The Linguistics Department mourns the loss of Dr. Richard “Dick” McGinn, 78, who passed away on March 26 at O’Bleness Memorial Hospital, in Athens, Ohio.
Friends, colleagues, and students will remember him for the multiple roles he embraced during a life of purpose. As a teacher, professor, mentor and scholar, he lived with compassion, humility and humor, encouragement, and patience. He came to Ohio University in 1977 and retired in 2011.
“The Department of Linguistics want to express our deepest sympathies to the McGinn family for their loss,” said Dr. Christopher Thompson, Associate Professor and Chair. “Dick hired many of the senior faculty members in the department now and worked with us tirelessly in multiple ways until retirement. He continued to communicate with us regularly even after retirement, always interested in what was going on, delivering a funny joke or a kind word as he saw fit. His presence will be greatly missed!”
To complement what the McGinn family has already made available, the Linguistics family is currently putting together a more comprehensive memorial that reflects the professional memories and the impact that McGinn had on the department within its alumni Facebook page.
McGinn was born on Dec. 23, 1939, in Spokane, WA, to Richard and Catherine McGinn, the second of their five sons. He attended Gonzaga Prep, and Gonzaga University, after which his interest in English literature and philosophy led him toward a master’s degree in linguistics. He was in the third group of Peace Corps Volunteers, serving in the Philippines where he began studying Southeast Asian languages.
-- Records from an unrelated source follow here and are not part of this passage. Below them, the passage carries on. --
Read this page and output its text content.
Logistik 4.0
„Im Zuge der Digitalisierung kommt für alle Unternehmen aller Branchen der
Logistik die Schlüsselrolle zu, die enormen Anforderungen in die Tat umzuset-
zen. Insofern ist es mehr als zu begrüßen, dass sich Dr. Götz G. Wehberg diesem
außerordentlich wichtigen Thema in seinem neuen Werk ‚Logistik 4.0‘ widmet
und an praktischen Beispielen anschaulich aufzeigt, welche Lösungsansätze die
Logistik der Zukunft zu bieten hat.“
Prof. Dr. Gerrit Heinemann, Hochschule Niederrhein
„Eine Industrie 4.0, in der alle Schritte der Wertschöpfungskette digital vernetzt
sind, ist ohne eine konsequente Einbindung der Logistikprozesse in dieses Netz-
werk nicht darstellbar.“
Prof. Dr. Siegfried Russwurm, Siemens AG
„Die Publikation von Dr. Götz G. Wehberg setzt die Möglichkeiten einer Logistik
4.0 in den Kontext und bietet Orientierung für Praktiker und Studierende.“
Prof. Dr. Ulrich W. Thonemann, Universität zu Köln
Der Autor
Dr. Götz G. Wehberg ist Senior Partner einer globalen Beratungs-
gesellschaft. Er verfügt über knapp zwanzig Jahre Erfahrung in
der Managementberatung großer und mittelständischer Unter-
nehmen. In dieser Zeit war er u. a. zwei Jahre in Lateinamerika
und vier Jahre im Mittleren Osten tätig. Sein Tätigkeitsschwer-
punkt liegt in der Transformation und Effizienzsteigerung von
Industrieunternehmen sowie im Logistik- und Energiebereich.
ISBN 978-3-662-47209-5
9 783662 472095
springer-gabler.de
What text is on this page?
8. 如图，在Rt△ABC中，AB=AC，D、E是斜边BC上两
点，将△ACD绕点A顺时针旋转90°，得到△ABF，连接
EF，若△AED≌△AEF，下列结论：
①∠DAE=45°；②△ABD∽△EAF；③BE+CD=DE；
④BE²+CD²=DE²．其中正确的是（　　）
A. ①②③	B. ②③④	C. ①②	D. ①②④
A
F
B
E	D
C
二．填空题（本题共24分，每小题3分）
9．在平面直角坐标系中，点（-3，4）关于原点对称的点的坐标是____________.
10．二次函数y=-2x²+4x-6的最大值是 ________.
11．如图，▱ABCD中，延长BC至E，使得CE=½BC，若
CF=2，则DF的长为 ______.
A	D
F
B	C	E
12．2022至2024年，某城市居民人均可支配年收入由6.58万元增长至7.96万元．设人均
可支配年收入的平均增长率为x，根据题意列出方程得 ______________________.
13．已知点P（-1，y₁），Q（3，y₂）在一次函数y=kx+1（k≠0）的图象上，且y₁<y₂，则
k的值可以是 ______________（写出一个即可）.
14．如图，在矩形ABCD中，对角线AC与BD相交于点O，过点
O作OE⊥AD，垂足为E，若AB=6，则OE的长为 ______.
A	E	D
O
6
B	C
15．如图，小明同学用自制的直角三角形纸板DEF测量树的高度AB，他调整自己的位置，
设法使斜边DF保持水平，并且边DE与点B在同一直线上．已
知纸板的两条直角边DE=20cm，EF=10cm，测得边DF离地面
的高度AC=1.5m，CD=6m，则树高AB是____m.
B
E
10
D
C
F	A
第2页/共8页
This study would be the drive of his remarkable professional career, going on to receive a Fulbright Scholarship to teach in Indonesia, earn a Ph.D. from University of Hawaii, and become chair of the Ohio University Linguistics Department and Southeast-Asia studies program.
Many years after his own Fulbright experience, McGinn was a welcome face for alum Victoria Augustine, charged with managing the Fulbright programs in Indonesia and Malaysia on behalf of the State Department in 2007. It was her first business trip to New York City, and she had to deliver welcoming remarks to a panel of experts. “The first expert I noticed at the table was Dr. Richard McGinn. He jumped up and gave me a huge hug—elated to see one of his linguistics grads at the table. I was overjoyed to know that (contrary to popular belief), it isn’t only Harvard, Stanford and Yale represented in prestigious exchanges like Fulbright. Ohio University has been an active participant in the Fulbright Program for decades. They’ve hosted foreign students and scholars in Athens, sent American students and scholars abroad, and gotten involved in selection panels and expert meetings throughout the process.
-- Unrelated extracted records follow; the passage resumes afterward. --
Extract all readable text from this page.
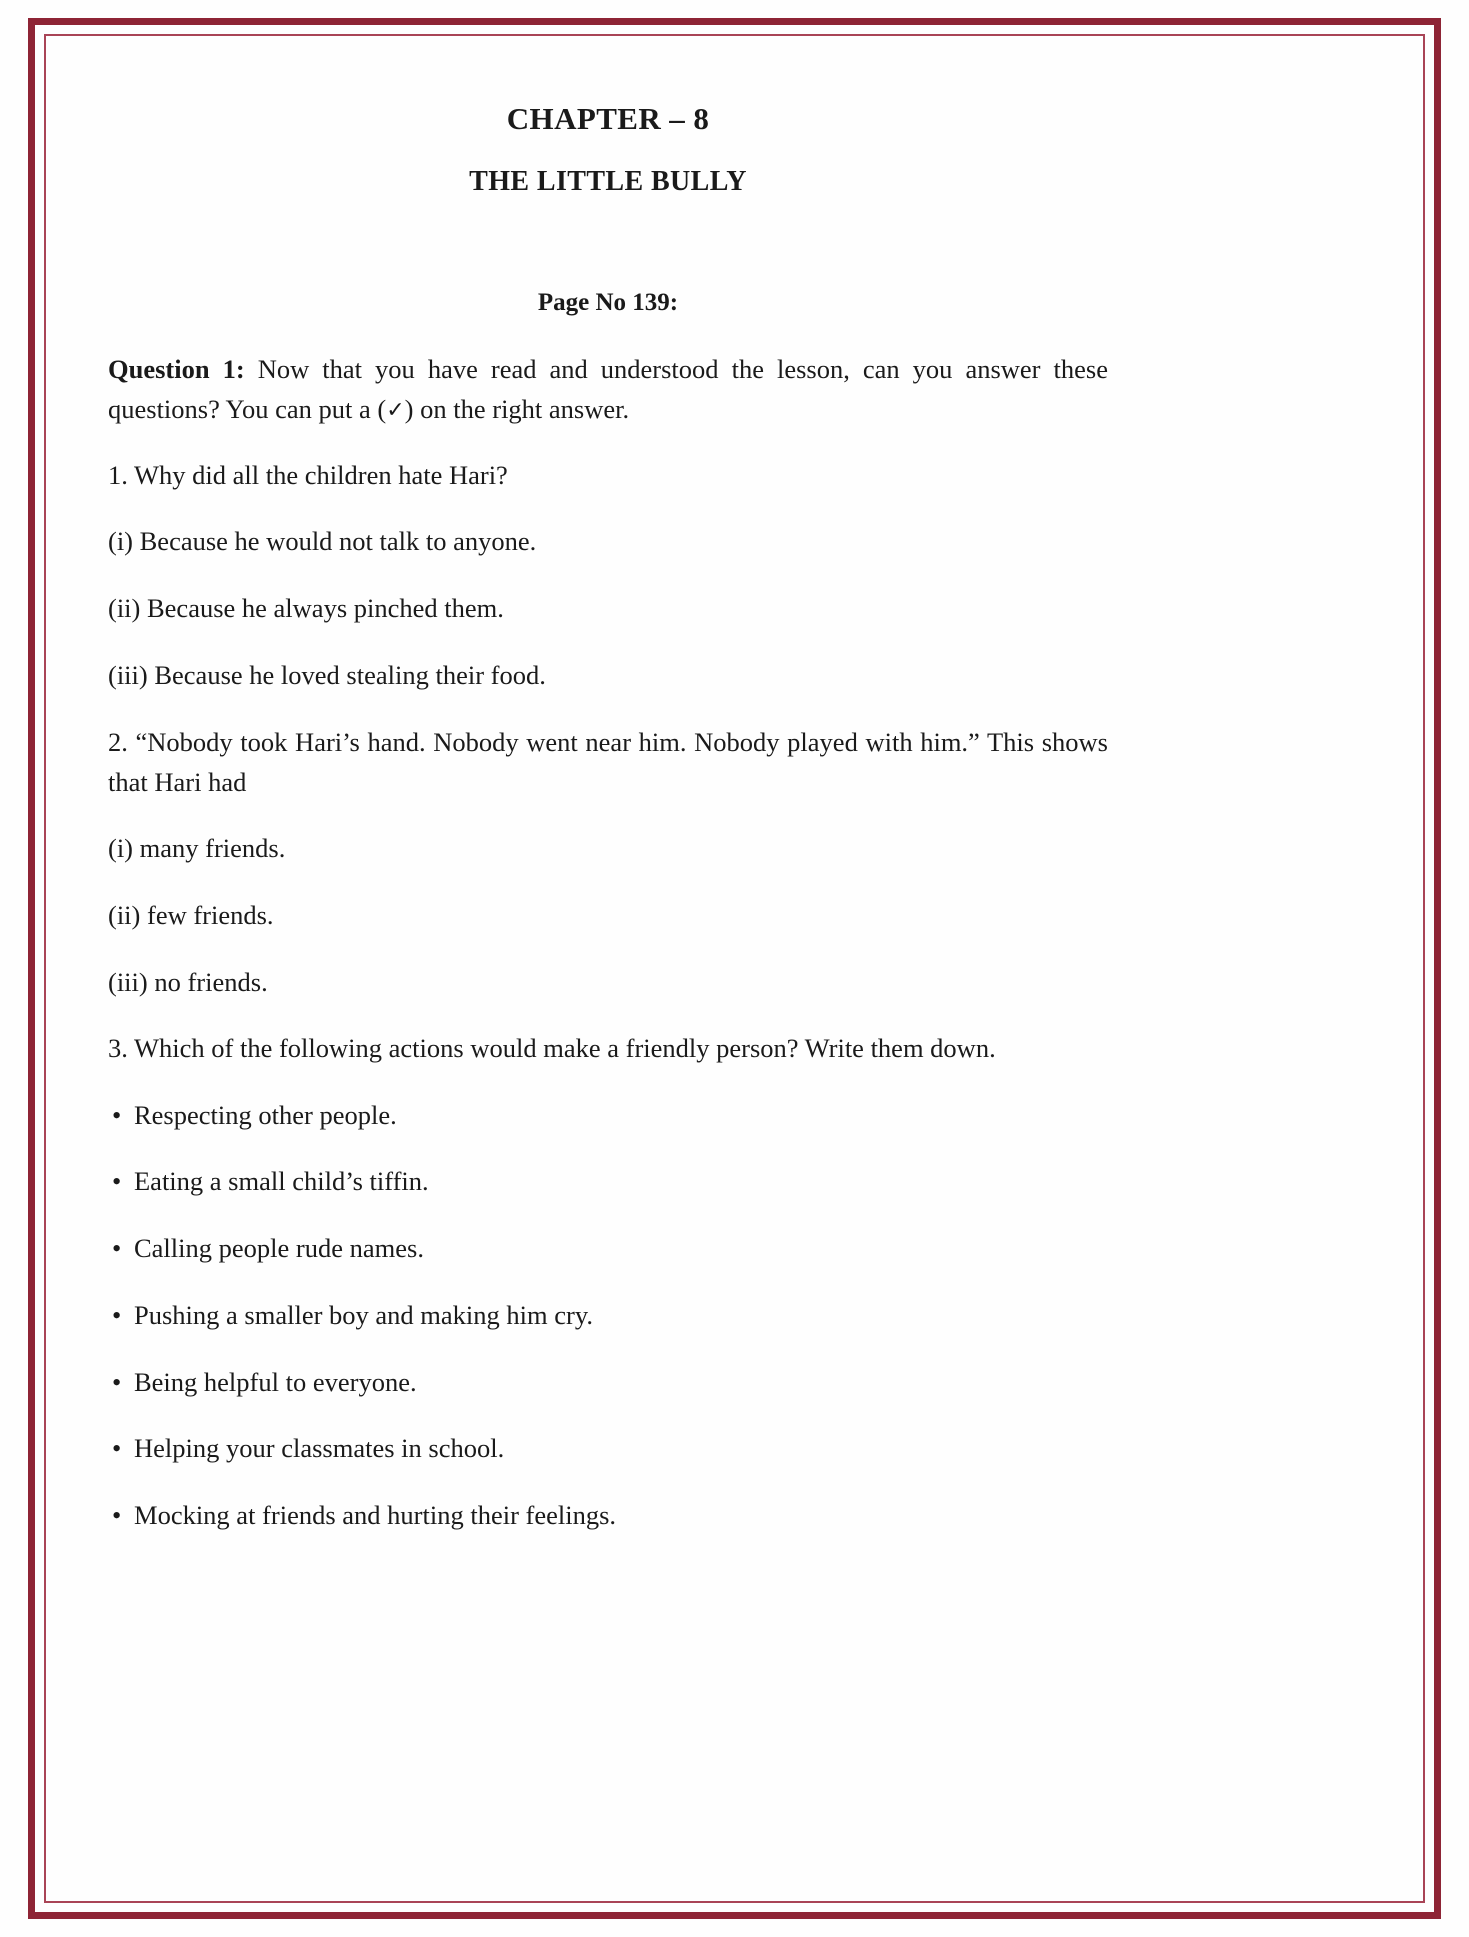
CHAPTER – 8
THE LITTLE BULLY
Page No 139:

Question 1: Now that you have read and understood the lesson, can you answer these questions? You can put a (✓) on the right answer.

1. Why did all the children hate Hari?

(i) Because he would not talk to anyone.

(ii) Because he always pinched them.

(iii) Because he loved stealing their food.

2. “Nobody took Hari’s hand. Nobody went near him. Nobody played with him.” This shows that Hari had

(i) many friends.

(ii) few friends.

(iii) no friends.

3. Which of the following actions would make a friendly person? Write them down.

• Respecting other people.

• Eating a small child’s tiffin.

• Calling people rude names.

• Pushing a smaller boy and making him cry.

• Being helpful to everyone.

• Helping your classmates in school.

• Mocking at friends and hurting their feelings.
“Although that first business trip was nearly a decade after my graduation, Dr. McGinn’s presence that day brought me right back to Ohio and the significance of my education at OU,” Augustine adds.
While training future Peace Corps volunteers in 1967, he fell in love with, and eventually married, Judy Rae Brooks. They raised two children, Andrew and Colleen, in Athens.
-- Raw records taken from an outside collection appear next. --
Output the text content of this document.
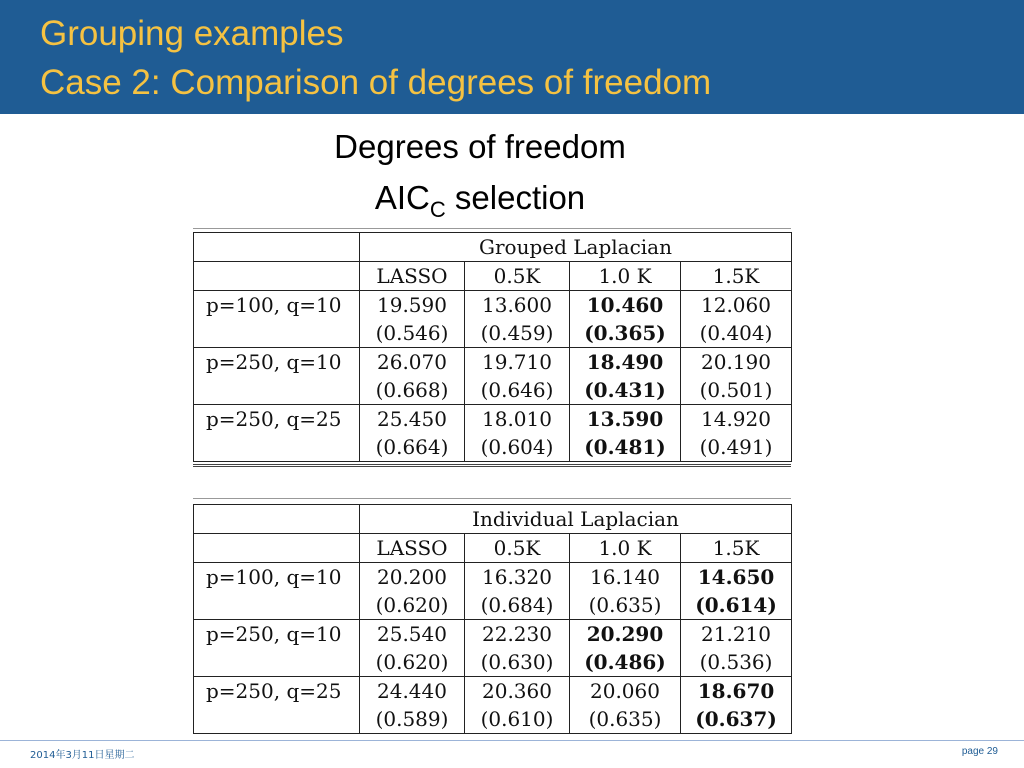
Grouping examples
Case 2: Comparison of degrees of freedom
Degrees of freedom
$AIC_C$ selection
	Grouped Laplacian			
	LASSO	0.5K	1.0 K	1.5K
p=100, q=10	19.590	13.600	10.460	12.060
	(0.546)	(0.459)	(0.365)	(0.404)
p=250, q=10	26.070	19.710	18.490	20.190
	(0.668)	(0.646)	(0.431)	(0.501)
p=250, q=25	25.450	18.010	13.590	14.920
	(0.664)	(0.604)	(0.481)	(0.491)
	Individual Laplacian			
	LASSO	0.5K	1.0 K	1.5K
p=100, q=10	20.200	16.320	16.140	14.650
	(0.620)	(0.684)	(0.635)	(0.614)
p=250, q=10	25.540	22.230	20.290	21.210
	(0.620)	(0.630)	(0.486)	(0.536)
p=250, q=25	24.440	20.360	20.060	18.670
	(0.589)	(0.610)	(0.635)	(0.637)
2014年3月11日星期二	page 29
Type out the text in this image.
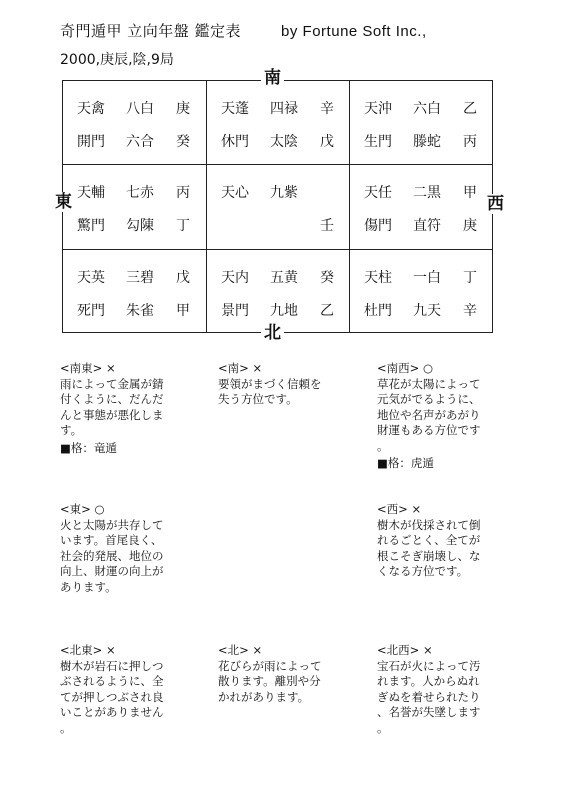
奇門遁甲 立向年盤 鑑定表	by Fortune Soft Inc.,
2000,庚辰,陰,9局
天禽 八白 庚
開門 六合 癸
天蓬 四禄 辛
休門 太陰 戊
天沖 六白 乙
生門 滕蛇 丙
天輔 七赤 丙
驚門 勾陳 丁
天心 九紫
壬
天任 二黒 甲
傷門 直符 庚
天英 三碧 戊
死門 朱雀 甲
天内 五黄 癸
景門 九地 乙
天柱 一白 丁
杜門 九天 辛
南
北
東	西
<南東> ×
雨によって金属が錆
付くように、だんだ
んと事態が悪化しま
す。
■格：竜遁
<南> ×
要領がまづく信頼を
失う方位です。
<南西> ○
草花が太陽によって
元気がでるように、
地位や名声があがり
財運もある方位です
。
■格：虎遁
<東> ○
火と太陽が共存して
います。首尾良く、
社会的発展、地位の
向上、財運の向上が
あります。
<西> ×
樹木が伐採されて倒
れるごとく、全てが
根こそぎ崩壊し、な
くなる方位です。
<北東> ×
樹木が岩石に押しつ
ぶされるように、全
てが押しつぶされ良
いことがありません
。
<北> ×
花びらが雨によって
散ります。離別や分
かれがあります。
<北西> ×
宝石が火によって汚
れます。人からぬれ
ぎぬを着せられたり
、名誉が失墜します
。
McGinn was an accomplished linguist, a wonderful father and husband, and a champion for local democracy and public health in his retired life. Working with the Athens County Bill of Rights committee, he successfully led the charge for a ballot initiative to let the public vote on whether to continue to allow Athens County to be a dump site for toxic fracking waste. While the measure was struck down multiple times by local courts and the Ohio State Supreme Court, the latest ballot initiative is currently in deliberation.
McGinn edited a high-profile volume Studies in Austronesian Linguistics, which includes top researchers of discourse-functional linguistics.
In addition to his achievements as a scholar, activist, husband and father, McGinn had an incredible variety of interests. He was an expert fisherman of Midwestern and Appalachian waters, and there was never a better spoons player in Appalachia. His interests in literature made him an avid reader across many subjects including Ohio History, modern political thought, Shakespeare, and Jung. He also won 2nd prize in the first Brewmaster competition he ever entered, and he never missed a Gonzaga basketball game. He built his own canoe out of Cedar wood, published a reader in Indonesia to preserve a disappearing language called Rejang, and saw “The Good, Bad, and the Ugly” at least 30 times. He was convinced that “the meaning of life is the spread of happiness.”
A memorial was Sunday, April 8, 4 p.m. at ArtsWest, 132 State St., Athens, Ohio.